Classic book of Germans that were not overt Hitler followers to start but who became followers and their the slide into fascism and horror.


https://www.amazon.com/They-Thought-Were-Free-Germans-ebook/dp/B00D4M89A4/ref=sr_1_1?s=books&ie=UTF8&qid=1479503770&sr=1-1&keywords=They+thought+they+were+free


>First published in 1955, They Thought They Were Free is an eloquent and provocative examination of the development of fascism in Germany. Mayer’s book is a study of ten Germans and their lives from 1933-45, based on interviews he conducted after the war when he lived in Germany. Mayer had a position as a research professor at the University of Frankfurt and lived in a nearby small Hessian town which he disguised with the name “Kronenberg.” “These ten men were not men of distinction,” Mayer noted, but they had been members of the Nazi Party; Mayer wanted to discover what had made them Nazis.

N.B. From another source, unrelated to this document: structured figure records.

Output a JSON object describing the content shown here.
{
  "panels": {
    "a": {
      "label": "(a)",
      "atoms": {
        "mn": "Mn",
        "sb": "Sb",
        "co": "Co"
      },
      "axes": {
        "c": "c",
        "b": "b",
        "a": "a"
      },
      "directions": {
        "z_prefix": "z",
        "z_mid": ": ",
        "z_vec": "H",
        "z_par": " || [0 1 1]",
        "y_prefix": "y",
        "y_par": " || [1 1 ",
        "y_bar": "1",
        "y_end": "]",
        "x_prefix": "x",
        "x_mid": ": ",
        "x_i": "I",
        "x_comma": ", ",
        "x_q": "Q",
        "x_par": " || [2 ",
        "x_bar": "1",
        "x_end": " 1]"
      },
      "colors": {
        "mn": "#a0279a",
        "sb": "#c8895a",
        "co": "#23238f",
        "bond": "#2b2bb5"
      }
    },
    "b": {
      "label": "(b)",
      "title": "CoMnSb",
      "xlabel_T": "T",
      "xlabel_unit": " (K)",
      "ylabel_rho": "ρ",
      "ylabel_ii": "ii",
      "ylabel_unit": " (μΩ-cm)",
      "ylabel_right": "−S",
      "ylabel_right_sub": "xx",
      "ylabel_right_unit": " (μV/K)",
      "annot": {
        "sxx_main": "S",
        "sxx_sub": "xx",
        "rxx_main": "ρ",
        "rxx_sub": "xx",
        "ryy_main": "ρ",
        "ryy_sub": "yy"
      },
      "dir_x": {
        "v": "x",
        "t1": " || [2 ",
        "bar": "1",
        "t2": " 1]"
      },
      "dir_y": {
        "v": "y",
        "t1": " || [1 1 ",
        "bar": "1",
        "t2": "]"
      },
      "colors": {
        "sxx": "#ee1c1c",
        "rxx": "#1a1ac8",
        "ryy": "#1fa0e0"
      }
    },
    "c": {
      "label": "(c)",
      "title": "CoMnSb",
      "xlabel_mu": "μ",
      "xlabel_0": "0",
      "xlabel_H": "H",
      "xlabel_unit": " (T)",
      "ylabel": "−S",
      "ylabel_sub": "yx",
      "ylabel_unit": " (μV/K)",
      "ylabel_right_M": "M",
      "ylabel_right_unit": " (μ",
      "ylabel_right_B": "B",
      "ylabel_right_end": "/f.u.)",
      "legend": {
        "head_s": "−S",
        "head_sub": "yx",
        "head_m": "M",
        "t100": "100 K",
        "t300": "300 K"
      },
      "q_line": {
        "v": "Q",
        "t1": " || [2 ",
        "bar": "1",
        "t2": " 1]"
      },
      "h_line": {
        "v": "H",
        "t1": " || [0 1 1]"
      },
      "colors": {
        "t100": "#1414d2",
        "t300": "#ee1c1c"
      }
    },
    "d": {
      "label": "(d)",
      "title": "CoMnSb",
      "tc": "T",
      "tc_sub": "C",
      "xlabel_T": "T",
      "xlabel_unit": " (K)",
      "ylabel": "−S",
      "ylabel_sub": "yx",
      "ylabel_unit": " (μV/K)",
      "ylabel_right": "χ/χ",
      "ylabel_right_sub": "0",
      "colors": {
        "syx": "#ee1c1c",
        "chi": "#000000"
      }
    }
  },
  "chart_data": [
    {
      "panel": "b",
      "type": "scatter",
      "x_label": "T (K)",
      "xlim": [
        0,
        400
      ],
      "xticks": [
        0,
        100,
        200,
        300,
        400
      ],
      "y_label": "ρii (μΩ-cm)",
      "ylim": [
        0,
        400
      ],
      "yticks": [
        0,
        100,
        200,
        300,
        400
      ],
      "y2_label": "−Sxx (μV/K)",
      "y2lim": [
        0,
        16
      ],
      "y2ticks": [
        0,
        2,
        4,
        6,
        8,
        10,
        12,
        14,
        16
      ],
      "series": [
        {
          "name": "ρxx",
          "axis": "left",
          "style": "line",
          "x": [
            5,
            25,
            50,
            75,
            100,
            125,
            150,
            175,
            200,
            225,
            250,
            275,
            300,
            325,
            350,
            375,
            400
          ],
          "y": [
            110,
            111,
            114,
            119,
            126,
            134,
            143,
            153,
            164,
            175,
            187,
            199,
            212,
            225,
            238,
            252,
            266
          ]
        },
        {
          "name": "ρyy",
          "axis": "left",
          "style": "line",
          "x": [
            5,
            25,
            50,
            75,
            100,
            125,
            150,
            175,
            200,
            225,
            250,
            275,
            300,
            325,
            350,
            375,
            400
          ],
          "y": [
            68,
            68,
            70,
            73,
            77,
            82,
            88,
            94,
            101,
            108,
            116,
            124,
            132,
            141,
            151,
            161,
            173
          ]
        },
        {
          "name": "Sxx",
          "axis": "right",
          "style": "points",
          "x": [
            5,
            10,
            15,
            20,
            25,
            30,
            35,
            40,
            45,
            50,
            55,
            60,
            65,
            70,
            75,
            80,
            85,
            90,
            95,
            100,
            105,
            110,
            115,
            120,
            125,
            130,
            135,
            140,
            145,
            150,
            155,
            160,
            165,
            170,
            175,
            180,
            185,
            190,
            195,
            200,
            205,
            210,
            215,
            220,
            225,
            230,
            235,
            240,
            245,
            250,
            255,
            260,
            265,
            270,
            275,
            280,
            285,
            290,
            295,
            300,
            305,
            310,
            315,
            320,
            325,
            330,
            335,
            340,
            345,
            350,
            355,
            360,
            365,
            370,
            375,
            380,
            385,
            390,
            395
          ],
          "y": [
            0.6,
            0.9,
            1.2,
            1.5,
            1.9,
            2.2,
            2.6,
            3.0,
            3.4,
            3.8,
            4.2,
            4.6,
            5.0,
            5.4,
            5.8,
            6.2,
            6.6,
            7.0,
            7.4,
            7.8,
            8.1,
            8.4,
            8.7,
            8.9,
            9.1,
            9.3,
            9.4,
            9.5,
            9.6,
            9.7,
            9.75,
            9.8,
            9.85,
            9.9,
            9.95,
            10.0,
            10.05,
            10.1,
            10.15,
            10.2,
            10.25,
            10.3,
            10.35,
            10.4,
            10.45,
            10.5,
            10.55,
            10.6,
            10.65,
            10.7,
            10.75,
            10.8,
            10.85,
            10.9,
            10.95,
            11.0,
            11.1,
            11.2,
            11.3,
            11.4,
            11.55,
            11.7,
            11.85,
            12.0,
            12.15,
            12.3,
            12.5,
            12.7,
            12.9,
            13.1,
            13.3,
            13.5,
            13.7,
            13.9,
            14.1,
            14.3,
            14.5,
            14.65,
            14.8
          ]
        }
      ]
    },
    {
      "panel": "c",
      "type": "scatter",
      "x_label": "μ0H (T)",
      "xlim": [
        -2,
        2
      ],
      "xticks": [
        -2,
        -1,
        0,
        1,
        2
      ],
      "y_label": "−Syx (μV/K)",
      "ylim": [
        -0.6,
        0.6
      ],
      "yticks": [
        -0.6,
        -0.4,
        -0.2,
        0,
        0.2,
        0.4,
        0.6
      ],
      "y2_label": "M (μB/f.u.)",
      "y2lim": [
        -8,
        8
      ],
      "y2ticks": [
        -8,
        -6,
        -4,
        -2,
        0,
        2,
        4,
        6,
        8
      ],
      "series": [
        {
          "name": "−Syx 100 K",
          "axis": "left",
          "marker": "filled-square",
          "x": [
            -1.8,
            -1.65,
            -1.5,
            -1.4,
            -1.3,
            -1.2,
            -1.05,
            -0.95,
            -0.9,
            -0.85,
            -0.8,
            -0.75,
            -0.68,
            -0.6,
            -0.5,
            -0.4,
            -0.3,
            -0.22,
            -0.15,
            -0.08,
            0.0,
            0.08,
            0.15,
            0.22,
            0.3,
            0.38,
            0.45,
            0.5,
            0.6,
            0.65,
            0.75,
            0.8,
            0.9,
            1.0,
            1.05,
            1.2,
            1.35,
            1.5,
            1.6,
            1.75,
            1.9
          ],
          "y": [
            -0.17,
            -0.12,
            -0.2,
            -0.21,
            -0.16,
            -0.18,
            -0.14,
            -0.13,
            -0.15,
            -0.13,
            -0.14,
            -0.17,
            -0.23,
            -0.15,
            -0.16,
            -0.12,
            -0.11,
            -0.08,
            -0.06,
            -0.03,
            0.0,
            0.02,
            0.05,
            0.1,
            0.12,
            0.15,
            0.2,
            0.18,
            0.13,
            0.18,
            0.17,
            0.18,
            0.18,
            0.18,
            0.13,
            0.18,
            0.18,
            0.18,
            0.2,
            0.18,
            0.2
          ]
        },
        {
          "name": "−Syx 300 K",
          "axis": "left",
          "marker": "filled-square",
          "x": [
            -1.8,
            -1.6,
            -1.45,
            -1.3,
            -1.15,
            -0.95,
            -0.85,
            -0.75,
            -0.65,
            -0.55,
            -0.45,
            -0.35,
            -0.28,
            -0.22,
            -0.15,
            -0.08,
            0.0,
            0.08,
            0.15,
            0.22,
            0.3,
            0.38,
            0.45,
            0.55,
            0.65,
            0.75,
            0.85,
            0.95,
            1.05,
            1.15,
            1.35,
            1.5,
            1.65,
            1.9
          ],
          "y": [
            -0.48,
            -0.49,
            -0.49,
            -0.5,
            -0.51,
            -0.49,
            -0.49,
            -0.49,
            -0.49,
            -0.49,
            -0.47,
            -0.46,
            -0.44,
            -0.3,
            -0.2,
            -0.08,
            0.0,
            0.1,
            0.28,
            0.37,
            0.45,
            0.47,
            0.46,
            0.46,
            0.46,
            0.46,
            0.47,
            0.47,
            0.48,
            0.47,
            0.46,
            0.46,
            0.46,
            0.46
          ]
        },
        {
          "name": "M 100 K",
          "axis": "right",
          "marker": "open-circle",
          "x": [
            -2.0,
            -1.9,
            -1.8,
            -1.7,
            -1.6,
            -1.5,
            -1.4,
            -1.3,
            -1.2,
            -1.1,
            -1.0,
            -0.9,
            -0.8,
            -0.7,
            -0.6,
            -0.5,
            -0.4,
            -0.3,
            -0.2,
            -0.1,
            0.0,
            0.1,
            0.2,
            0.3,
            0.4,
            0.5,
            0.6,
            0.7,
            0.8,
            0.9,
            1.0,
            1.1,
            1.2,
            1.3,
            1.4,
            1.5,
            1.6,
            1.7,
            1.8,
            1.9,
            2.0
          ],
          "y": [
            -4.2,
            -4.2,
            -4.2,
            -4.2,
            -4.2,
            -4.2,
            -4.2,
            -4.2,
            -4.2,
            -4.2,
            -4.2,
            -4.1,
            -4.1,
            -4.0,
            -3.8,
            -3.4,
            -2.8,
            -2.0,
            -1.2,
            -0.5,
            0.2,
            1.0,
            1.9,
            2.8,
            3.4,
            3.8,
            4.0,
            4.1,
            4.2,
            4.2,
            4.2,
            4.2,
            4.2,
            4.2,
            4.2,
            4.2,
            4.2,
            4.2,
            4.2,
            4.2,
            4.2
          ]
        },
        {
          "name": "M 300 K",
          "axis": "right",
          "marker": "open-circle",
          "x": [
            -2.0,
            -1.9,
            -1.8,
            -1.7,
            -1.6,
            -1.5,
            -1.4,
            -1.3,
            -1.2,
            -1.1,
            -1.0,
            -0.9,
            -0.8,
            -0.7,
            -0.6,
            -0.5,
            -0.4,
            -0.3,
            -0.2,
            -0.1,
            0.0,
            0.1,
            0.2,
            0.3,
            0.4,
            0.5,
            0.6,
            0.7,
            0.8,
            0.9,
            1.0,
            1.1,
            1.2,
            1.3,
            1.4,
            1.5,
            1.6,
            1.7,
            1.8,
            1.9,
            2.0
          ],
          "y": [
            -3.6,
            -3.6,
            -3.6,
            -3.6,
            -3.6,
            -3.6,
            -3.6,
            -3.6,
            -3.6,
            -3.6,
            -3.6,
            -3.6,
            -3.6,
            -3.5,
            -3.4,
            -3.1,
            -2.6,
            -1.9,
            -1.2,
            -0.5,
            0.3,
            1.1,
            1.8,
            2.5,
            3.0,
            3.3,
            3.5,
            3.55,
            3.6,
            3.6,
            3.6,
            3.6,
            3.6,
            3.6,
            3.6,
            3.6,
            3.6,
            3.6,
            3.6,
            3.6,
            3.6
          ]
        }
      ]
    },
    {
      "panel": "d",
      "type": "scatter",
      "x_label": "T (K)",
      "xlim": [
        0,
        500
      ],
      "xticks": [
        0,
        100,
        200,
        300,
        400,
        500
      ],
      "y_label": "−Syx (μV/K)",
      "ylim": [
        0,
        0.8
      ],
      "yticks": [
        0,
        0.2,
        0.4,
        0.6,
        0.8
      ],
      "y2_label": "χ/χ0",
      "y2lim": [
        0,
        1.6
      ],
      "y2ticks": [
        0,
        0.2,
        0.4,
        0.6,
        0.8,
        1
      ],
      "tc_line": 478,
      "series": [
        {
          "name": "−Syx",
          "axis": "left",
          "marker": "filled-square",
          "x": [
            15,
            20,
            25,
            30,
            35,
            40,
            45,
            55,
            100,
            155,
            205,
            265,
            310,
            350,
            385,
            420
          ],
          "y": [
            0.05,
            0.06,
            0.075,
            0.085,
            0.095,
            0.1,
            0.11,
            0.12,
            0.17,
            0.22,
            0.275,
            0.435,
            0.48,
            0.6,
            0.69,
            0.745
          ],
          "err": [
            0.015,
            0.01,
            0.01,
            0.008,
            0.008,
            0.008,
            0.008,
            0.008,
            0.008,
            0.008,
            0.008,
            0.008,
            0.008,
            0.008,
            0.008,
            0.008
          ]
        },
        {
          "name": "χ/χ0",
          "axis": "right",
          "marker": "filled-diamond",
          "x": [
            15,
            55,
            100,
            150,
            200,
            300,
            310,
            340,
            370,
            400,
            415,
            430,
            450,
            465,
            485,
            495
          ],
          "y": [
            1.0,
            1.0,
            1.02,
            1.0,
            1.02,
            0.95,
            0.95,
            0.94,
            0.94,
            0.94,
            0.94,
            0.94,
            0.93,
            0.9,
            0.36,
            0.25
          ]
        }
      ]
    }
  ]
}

“What happened here was the gradual habituation of the people, little by little, to being governed by surprise; to receiving decisions deliberated in secret; to believing that the situation was so complicated that the government had to act on information which the people could not understand, or so dangerous that, even if the people could not understand it, it could not be released because of national security. And their sense of identification with Hitler, their trust in him, made it easier to widen this gap and reassured those who would otherwise have worried about it.”--from Chapter 13, “But Then It Was Too Late”<



PoindexterOglethorpe

(26,727 posts)
6. While not exactly what you're asking for,
Tue Jan 24, 2017, 06:01 PM
Jan 2017

the following two books might be of interest:

In the Garden of Beasts by Erik Larson is about the first American Ambassador to Nazi Germany. Chilling and fascination.

A Train in Winter by Caroline Moorehead is about some 230 French women who were in the Resistance, who were caught by the Nazis and sent off to the death camps in January of 1943. This one is heartbreaking because of the horrors of the death camps.

Again, I know that these are not what you've asked for, but they touch on both those themes.